В один из солнечных летних дней люди заметили судно торговцев, возвращавшееся из Пантикапея в Херсонес. На борту различили знаки с берега, бросили якорь. Для Марии и Агатона настало время прощаться с семьёй и племенем.

– Родичи мои! – Мария выступила перед собравшимися соплеменниками. – Вот и настал день, когда я должна уйти от вас навсегда. Но вы все знали, что это время наступит. Вы не можете винить меня, потому что ухожу с людьми, которые принесли вам свет веры. Я обещаю вернуться, я клянусь, что ещё приду к вам, а чтобы вы не забыли, чтобы ждали, я отдаю свой шатёр вам для молений перед этим крестом. – Она сняла с шеи серебряный крест на тонком конском волосе. Старший рода с поклоном принял его и, подняв высоко над головой, крикнул:

– Халилуа!

– Халилуа! – ответил немногочисленный хор голосов. Но особой радости в призыве не было.

Большой корабль под парусом с развесёлыми купцами, удачно избавившимися от товара, ждал в лиге от берега. Агатона и Марию быстро переправили к кораблю на лёгких рыбацких лодках, и они ещё долго стояли на корме и махали руками маленькому племени недавних кочевников, толпившихся на мелководье до самой темноты.

Когда они спустились под палубу, Агатон достал из сундука крестик, похожий как две капли воды на тот, что остался в шатре, и с нежностью повесил его на грудь Марии.

– Ты сделала ещё одно важное дело. У праведных христиан, конечно, должно быть хоть что-то похожее на церковь.

– Что это, церковь?

– Это место свидания с богом.

– Ты раньше не говорил мне, – возмутилась Мария.

– Ты ещё многого не знаешь. Потерпи, – примирительно сказал Агатон.

*

Весь полуостров несколько лет жил в мире. Отчасти стараниями Агатона и Марии.
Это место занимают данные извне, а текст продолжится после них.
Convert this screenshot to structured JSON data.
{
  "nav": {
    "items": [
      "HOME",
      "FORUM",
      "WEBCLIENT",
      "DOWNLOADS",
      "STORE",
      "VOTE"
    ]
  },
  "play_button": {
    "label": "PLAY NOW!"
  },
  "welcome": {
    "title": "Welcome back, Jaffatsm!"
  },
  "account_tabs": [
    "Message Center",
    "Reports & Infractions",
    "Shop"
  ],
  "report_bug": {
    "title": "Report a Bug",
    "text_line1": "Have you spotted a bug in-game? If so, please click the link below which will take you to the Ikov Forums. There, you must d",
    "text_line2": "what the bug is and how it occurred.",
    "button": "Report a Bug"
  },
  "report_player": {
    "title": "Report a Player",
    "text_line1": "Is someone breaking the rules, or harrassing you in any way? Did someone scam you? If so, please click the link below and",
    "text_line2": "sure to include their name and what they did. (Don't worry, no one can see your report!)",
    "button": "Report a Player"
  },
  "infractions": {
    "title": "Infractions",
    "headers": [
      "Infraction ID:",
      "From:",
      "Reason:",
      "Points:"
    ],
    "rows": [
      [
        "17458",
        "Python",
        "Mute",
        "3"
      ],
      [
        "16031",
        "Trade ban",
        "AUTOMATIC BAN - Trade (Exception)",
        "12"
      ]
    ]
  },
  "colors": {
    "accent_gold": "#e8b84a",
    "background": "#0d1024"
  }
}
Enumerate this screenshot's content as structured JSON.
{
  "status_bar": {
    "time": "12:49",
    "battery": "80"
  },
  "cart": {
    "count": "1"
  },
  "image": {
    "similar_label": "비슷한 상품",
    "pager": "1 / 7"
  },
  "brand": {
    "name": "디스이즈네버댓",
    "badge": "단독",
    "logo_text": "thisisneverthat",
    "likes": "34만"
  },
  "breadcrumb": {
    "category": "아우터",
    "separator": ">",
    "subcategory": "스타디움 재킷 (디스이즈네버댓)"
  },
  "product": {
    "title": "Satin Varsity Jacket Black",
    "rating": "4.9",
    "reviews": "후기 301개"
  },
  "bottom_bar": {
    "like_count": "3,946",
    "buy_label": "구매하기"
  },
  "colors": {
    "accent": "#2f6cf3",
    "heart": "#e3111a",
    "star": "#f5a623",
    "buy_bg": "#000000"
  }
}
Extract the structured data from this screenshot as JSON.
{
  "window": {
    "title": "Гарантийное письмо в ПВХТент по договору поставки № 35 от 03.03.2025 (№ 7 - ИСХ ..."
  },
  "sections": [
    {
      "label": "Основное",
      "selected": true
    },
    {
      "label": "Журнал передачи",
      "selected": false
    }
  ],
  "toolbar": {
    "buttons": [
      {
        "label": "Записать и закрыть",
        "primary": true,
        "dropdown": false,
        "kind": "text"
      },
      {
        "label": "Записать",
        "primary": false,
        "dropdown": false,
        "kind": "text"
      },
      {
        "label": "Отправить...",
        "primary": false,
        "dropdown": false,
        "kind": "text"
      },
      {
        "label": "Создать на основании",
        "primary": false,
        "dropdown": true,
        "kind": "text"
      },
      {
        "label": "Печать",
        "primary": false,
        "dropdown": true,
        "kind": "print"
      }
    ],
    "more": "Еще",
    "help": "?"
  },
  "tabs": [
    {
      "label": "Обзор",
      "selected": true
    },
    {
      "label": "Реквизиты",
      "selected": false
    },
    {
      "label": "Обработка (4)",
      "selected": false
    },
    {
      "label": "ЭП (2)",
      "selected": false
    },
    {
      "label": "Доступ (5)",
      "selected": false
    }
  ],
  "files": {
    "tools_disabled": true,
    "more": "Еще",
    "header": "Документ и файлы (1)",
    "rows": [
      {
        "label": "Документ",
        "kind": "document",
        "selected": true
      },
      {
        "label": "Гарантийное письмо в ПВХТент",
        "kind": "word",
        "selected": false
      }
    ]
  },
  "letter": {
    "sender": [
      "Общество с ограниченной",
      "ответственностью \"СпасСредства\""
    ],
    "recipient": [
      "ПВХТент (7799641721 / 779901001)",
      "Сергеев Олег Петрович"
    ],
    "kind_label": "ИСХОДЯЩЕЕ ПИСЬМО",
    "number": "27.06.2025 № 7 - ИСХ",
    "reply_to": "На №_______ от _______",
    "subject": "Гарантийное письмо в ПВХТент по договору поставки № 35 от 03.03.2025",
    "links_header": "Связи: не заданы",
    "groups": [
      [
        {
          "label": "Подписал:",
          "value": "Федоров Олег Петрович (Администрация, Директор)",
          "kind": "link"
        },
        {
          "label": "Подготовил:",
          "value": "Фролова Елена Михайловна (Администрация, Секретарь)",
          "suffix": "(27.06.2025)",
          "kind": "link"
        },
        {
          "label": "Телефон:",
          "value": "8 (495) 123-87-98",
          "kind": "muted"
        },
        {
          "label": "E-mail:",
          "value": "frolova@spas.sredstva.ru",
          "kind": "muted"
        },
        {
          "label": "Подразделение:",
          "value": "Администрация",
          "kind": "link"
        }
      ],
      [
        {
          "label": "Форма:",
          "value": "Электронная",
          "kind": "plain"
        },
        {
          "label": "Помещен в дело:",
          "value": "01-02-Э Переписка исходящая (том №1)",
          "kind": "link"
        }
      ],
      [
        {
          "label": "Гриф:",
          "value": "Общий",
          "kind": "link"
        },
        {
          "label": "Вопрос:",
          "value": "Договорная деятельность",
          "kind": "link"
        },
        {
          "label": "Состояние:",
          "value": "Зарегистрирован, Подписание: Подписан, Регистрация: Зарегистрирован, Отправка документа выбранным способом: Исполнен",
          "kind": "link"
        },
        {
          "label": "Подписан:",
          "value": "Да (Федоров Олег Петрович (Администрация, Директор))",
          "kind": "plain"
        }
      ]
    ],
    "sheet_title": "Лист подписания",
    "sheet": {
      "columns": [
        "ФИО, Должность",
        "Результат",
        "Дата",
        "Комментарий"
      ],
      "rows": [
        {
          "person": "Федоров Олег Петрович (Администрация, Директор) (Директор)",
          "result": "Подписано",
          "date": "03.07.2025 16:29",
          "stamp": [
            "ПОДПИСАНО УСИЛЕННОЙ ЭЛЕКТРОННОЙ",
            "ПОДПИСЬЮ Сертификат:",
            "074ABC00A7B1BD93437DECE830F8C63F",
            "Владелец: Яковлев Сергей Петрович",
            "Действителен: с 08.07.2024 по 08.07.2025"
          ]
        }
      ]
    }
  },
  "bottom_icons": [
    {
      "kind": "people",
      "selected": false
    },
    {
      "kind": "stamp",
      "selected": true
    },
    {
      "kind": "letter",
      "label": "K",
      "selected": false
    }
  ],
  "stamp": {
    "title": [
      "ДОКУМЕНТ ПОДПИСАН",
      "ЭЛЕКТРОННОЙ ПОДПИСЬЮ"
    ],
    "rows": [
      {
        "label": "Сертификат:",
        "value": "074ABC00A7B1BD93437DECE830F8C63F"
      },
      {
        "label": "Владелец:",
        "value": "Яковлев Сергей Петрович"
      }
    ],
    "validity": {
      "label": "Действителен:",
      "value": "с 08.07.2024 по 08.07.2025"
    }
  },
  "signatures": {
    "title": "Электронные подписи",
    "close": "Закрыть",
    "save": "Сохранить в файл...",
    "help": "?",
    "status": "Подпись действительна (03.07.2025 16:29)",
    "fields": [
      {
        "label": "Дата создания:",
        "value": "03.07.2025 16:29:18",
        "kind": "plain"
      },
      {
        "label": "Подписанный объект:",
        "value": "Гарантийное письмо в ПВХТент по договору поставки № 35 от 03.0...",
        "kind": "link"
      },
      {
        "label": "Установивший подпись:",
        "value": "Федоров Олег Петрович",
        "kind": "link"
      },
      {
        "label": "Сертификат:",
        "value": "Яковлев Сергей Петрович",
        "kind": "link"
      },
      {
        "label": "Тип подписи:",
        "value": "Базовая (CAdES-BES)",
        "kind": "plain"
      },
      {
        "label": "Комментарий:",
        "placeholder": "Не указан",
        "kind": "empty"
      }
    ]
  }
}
Но скоро с востока пришли гунны, разбили притихшие было племена, а полисы греков сделали данниками своего каганата.

Агатон в этом увидел божий промысел и уговорил Марию идти с ним в Византию, а потом в святые земли, чтобы получить благословение иерархов христианской церкви, вернуться и уже полностью посвятить себя апостольскому служению.

Они так и сделали: собрали у друзей и знакомых денег, сколько смогли, взяли еды на несколько дней, оделись в простые полотняные рубища и ночью вышли из Кафы, где обосновалась вся их семья. Агатон прихватил несколько оставшихся крестиков, вырубленных из конской упряжи для продажи знатным покупателям. Оказалось, отец Агатона заказывал пряжки у местного мастера, а сын нещадно обворовывал его «на святое дело».

Земли сарматов прошли почти без опаски: здесь уже давно доминировали византийские военные отряды и, видя кресты на груди паломников, оказывали уважение и помощь. Неприятности начались на втором месяце похода, когда вступили в горячие земли Фракии. Здесь вели борьбу многочисленные племена гетов, македонян, даков и многих других за каждый клочок причерноморской земли. Не все из них были хоть сколько-нибудь цивилизованны. Особой жестокостью отличались некрещёные скифы. Однажды они схватили, ограбили и изнасиловали паломников, отпустив их голыми, босиком. Но по пути ещё встречались люди, готовые поделиться старой накидкой и последним куском хлеба, дать шкуру, чтобы укрыться на ночь. В истинном мученичестве прошёл весь следующий месяц. Но чем ближе они подходили к Константинополю, тем становилось ещё трудней. Не от варваров исходила опасность, наоборот – чем больше вокруг оставалось единоверцев, тем безразличней они относились к ходокам – чужеземцам. Всё здесь продавалось только за деньги: всем правили динарии и драхмы – у странников денег не было и, когда с грехом пополам они переправились на восточный берег Босфора и подошли к Эфесу, то уже едва держались на ногах. Милостыню не подавали, но смотрели алчно, гадая о возможности заполучить бесплатных рабов – спасало только безупречное знание Агатоном языка империи.